Edit: Added Melville, Lovecraft, Dickens, Doctorow to fill out the comparison of contemporary, early 20th century, and 19th century authors. I’m not seeing much of a trend here, with the most contemporary authors actually having a somewhat higher percentage of capitals than the earlier models.

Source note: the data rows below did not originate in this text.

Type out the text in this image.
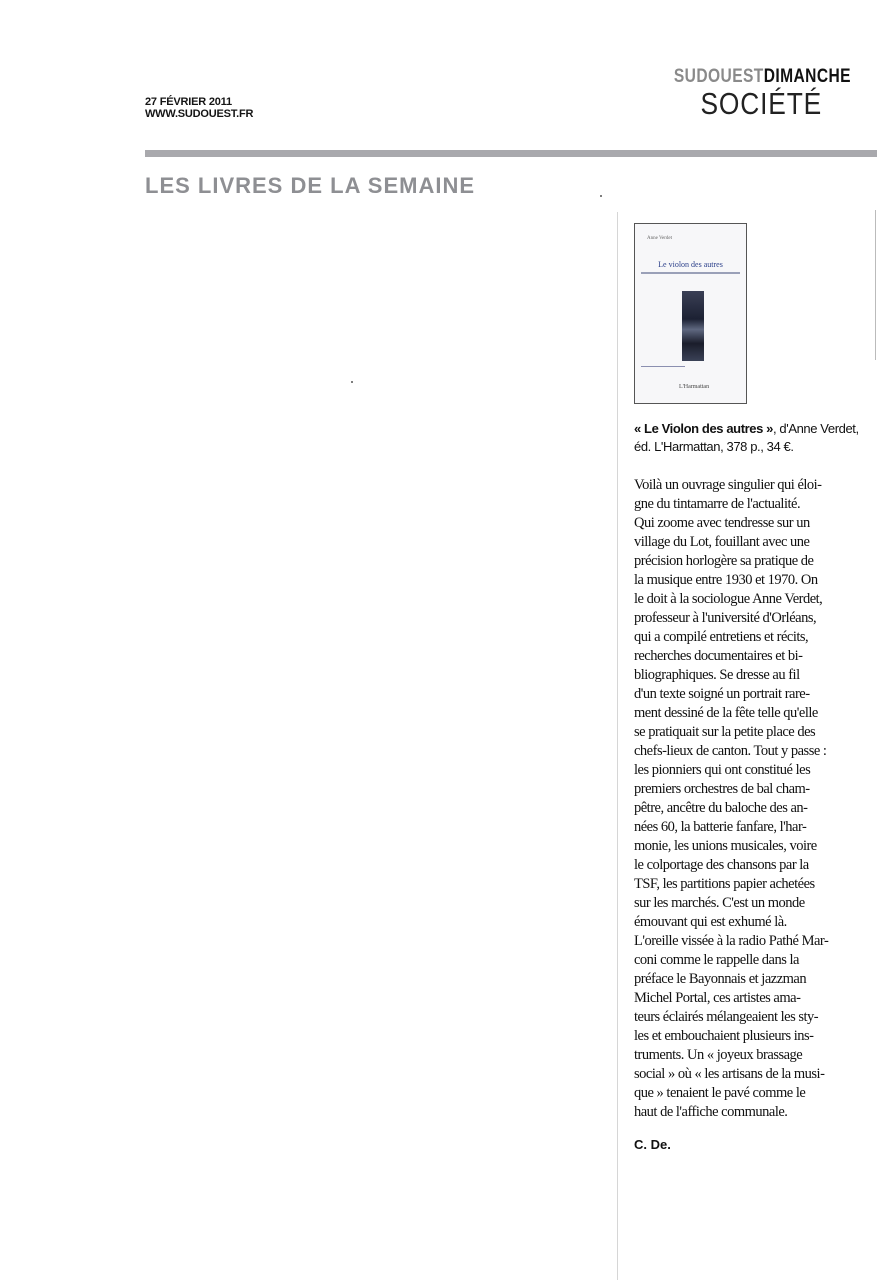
27 FÉVRIER 2011
WWW.SUDOUEST.FR
SUDOUESTDIMANCHE
SOCIÉTÉ
LES LIVRES DE LA SEMAINE
Anne Verdet
Le violon des autres
L'Harmattan
« Le Violon des autres », d'Anne Verdet, éd. L'Harmattan, 378 p., 34 €.
Voilà un ouvrage singulier qui éloi-
gne du tintamarre de l'actualité.
Qui zoome avec tendresse sur un
village du Lot, fouillant avec une
précision horlogère sa pratique de
la musique entre 1930 et 1970. On
le doit à la sociologue Anne Verdet,
professeur à l'université d'Orléans,
qui a compilé entretiens et récits,
recherches documentaires et bi-
bliographiques. Se dresse au fil
d'un texte soigné un portrait rare-
ment dessiné de la fête telle qu'elle
se pratiquait sur la petite place des
chefs-lieux de canton. Tout y passe :
les pionniers qui ont constitué les
premiers orchestres de bal cham-
pêtre, ancêtre du baloche des an-
nées 60, la batterie fanfare, l'har-
monie, les unions musicales, voire
le colportage des chansons par la
TSF, les partitions papier achetées
sur les marchés. C'est un monde
émouvant qui est exhumé là.
L'oreille vissée à la radio Pathé Mar-
coni comme le rappelle dans la
préface le Bayonnais et jazzman
Michel Portal, ces artistes ama-
teurs éclairés mélangeaient les sty-
les et embouchaient plusieurs ins-
truments. Un « joyeux brassage
social » où « les artisans de la musi-
que » tenaient le pavé comme le
haut de l'affiche communale.
C. De.
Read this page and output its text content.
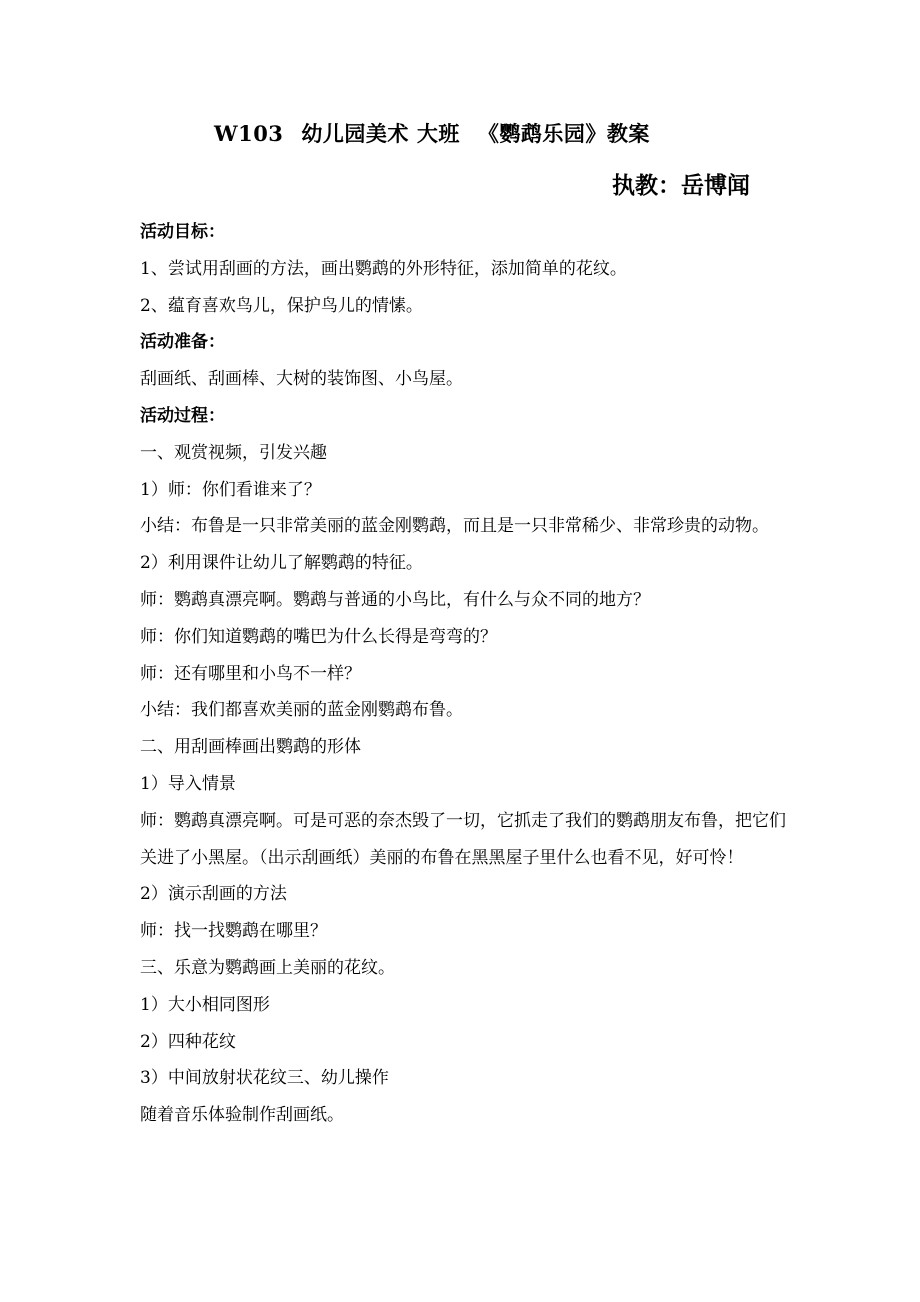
W103 幼儿园美术 大班 《鹦鹉乐园》教案
执教：岳博闻

活动目标：

1、尝试用刮画的方法，画出鹦鹉的外形特征，添加简单的花纹。

2、蕴育喜欢鸟儿，保护鸟儿的情愫。

活动准备：

刮画纸、刮画棒、大树的装饰图、小鸟屋。

活动过程：

一、观赏视频，引发兴趣

1）师：你们看谁来了？

小结：布鲁是一只非常美丽的蓝金刚鹦鹉，而且是一只非常稀少、非常珍贵的动物。

2）利用课件让幼儿了解鹦鹉的特征。

师：鹦鹉真漂亮啊。鹦鹉与普通的小鸟比，有什么与众不同的地方？

师：你们知道鹦鹉的嘴巴为什么长得是弯弯的？

师：还有哪里和小鸟不一样？

小结：我们都喜欢美丽的蓝金刚鹦鹉布鲁。

二、用刮画棒画出鹦鹉的形体

1）导入情景

师：鹦鹉真漂亮啊。可是可恶的奈杰毁了一切，它抓走了我们的鹦鹉朋友布鲁，把它们关进了小黑屋。（出示刮画纸）美丽的布鲁在黑黑屋子里什么也看不见，好可怜！

2）演示刮画的方法

师：找一找鹦鹉在哪里？

三、乐意为鹦鹉画上美丽的花纹。

1）大小相同图形

2）四种花纹

3）中间放射状花纹三、幼儿操作

随着音乐体验制作刮画纸。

I suspect that more modern writers have shorter sentences, and therefore more sentence-initial capitalization, and that this effect swamps the effect of freer capitalization in earlier texts.
Correct answer by JSBձոգչ on August 7, 2021
Assuming the Project Gutenberg etext of Herman Melville’s Moby-Dick is representative of all English literature:
24,559 / 1,231,937 = 2.00% capitals letters (across all characters).
Or as a percentage of letters (ignoring non-letter characters):
24,559 / 960,737 = 2.56% capital letters (across all letters).
Edit 2: Taking this a step further, I ran a script on the plain text ebooks from Project Gutenberg’s CD and DVDs:
Source | Caps | Letters | Pct Caps | Characters | Pct Caps |
---|---|---|---|---|---|
Moby-Dick: 1 ebook | 24,559 | 960,737 | 2.56% | 1,231,937 | 2.00% |
2003 CD: 594 ebooks | 11,407,295 | 319,286,662 | 3.57% | 417,687,793 | 2.73% |
2006 DVD: 16,536 ebooks | 179,318,621 | 4,913,640,039 | 3.65% | 6,380,437,180 | 2.81% |
2010 DVD: 14,792 ebooks | 152,637,904 | 4,102,894,980 | 3.72% | 5,433,866,318 | 2.81% |
Total: 31,923 ebooks | 343,388,379 | 9,336,782,418 | 3.68% | 12,233,223,228 | 2.81% |
The median values are 3.72% and 2.85%, and mode values are 3.12% and 2.29%.